Question

You find a little bit (0.150g) of a chemical marked Tri-Nitro-Toluene, and upon combusting it in oxygen, collect 0.204 g of CO2 and 0.030 g H2O (we’ll assume that these are the products, along with nitrogen). You know that TNT is made up solely of C, H, O, and N, and that it contains 18.5% nitrogen by mass.

Answer 1

1) Answer is: the formula is C₇N₃O₆H₅.

M(TNT) = 0.150 g; mass of the trinitrotoluene.

ω(N) = 18.5% ÷ 100%.

ω(N) = 0.185; mass percentage of the nitrogen.

m(N) = 0.150 g · 0.185.

m(N) = 0.02775 ·; mass of the nitrogen.

n(N) = 0.02775 g ÷ 14 g/mol.

n(N) = 0.002 mol; amount of the nitrogen.

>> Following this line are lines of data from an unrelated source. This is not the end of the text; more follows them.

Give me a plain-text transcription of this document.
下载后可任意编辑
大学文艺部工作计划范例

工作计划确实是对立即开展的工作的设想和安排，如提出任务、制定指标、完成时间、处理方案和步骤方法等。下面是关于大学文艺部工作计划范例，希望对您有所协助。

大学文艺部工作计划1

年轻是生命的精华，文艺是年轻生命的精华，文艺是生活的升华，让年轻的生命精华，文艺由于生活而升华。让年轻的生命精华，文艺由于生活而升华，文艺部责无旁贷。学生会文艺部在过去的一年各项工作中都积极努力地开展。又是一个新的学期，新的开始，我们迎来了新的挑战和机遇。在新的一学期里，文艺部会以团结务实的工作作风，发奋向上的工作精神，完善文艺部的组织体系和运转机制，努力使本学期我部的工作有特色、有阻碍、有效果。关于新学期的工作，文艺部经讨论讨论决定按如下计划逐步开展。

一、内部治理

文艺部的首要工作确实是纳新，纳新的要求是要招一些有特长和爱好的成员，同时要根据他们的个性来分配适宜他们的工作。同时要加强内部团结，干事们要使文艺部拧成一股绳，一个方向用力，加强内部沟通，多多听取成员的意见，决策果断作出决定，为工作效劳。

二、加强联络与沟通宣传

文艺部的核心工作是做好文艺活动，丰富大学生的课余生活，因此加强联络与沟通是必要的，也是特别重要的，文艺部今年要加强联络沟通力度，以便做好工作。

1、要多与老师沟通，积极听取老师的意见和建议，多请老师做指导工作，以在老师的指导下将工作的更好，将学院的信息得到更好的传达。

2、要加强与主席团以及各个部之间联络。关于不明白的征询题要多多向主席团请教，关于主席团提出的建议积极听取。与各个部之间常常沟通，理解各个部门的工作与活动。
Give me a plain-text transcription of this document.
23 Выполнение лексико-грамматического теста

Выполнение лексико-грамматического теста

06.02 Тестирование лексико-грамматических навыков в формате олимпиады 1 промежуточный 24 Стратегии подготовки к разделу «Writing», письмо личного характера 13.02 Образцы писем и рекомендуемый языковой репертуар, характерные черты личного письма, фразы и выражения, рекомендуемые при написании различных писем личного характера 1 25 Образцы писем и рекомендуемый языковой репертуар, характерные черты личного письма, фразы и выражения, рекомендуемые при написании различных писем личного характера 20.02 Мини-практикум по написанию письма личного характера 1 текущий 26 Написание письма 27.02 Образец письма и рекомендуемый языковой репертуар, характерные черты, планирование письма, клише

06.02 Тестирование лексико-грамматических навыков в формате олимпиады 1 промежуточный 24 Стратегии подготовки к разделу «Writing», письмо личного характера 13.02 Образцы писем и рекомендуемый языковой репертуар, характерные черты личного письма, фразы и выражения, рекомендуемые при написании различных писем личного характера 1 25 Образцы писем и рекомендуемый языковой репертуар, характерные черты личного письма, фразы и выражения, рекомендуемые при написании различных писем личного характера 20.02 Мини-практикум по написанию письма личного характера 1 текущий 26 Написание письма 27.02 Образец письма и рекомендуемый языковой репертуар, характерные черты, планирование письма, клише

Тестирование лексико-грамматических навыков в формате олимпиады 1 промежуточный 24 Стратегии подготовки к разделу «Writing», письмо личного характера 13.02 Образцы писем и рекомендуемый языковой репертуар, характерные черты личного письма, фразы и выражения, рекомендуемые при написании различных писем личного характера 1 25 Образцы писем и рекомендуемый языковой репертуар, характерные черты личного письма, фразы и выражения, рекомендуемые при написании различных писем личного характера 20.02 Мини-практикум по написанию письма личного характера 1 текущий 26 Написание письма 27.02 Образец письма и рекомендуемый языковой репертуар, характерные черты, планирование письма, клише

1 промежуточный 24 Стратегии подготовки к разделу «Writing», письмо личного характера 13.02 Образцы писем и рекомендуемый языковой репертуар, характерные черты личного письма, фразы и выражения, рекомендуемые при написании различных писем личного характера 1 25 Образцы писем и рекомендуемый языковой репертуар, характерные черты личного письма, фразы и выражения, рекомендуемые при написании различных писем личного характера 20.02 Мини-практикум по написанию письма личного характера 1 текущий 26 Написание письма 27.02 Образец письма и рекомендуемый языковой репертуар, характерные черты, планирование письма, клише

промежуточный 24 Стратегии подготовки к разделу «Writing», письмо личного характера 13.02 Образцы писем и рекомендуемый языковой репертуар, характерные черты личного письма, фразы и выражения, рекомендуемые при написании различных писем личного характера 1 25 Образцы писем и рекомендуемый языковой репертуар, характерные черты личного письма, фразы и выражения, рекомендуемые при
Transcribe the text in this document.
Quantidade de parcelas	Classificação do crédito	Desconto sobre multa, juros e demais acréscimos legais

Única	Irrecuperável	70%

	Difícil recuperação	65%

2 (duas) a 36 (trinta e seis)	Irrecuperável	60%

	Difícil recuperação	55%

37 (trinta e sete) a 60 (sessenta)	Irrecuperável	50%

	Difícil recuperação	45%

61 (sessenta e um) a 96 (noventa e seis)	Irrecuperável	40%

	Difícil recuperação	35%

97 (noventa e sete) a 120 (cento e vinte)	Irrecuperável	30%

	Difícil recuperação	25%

n(CO₂) = 0.204 g ÷ 44 g/mol.

n(CO₂) = 0.0046 mol.

n(C) = n(CO₂) = 0.0046 mol; amount of the carbon.

m(C) = 0.0046 mol · 12 g/mol.

m(C) = 0.0552 g; mass of the carbon.

n(H₂O) = 0.030 g ÷ 18 g/mol.

n(H₂O) = 0.00166 mol.

n(H) = 2 · n(H₂O) = 0.0033 mol; amount of the hydrogen.

m(H) = 0.0033 mol · 1 g/mol.

m(H) = 0.0033 g; mass of the hydrogen.

2) m(O) = m(TNT) - m(N) - m(C) - m(H).  

m(O) = 0.150 g - 0.02775 g - 0.0552 g - 0.0033 g.

m(O) = 0.06375 g.

n(O) = 0.06375 g ÷ 16 g/mol.

n(O) = 0.004 mol; amount of oxygen.

n(C) : n(N) : n(O) : n(H) = 0.0046 mol : 0.002 mol : 0.004 mol : 0.0033 mol.

n(C) : n(N) : n(O) : n(H) = 2.33 : 1 : 2 : 1.66 /×3.

n(C) : n(N) : n(O) : n(H) = 7 : 3 : 6 : 5.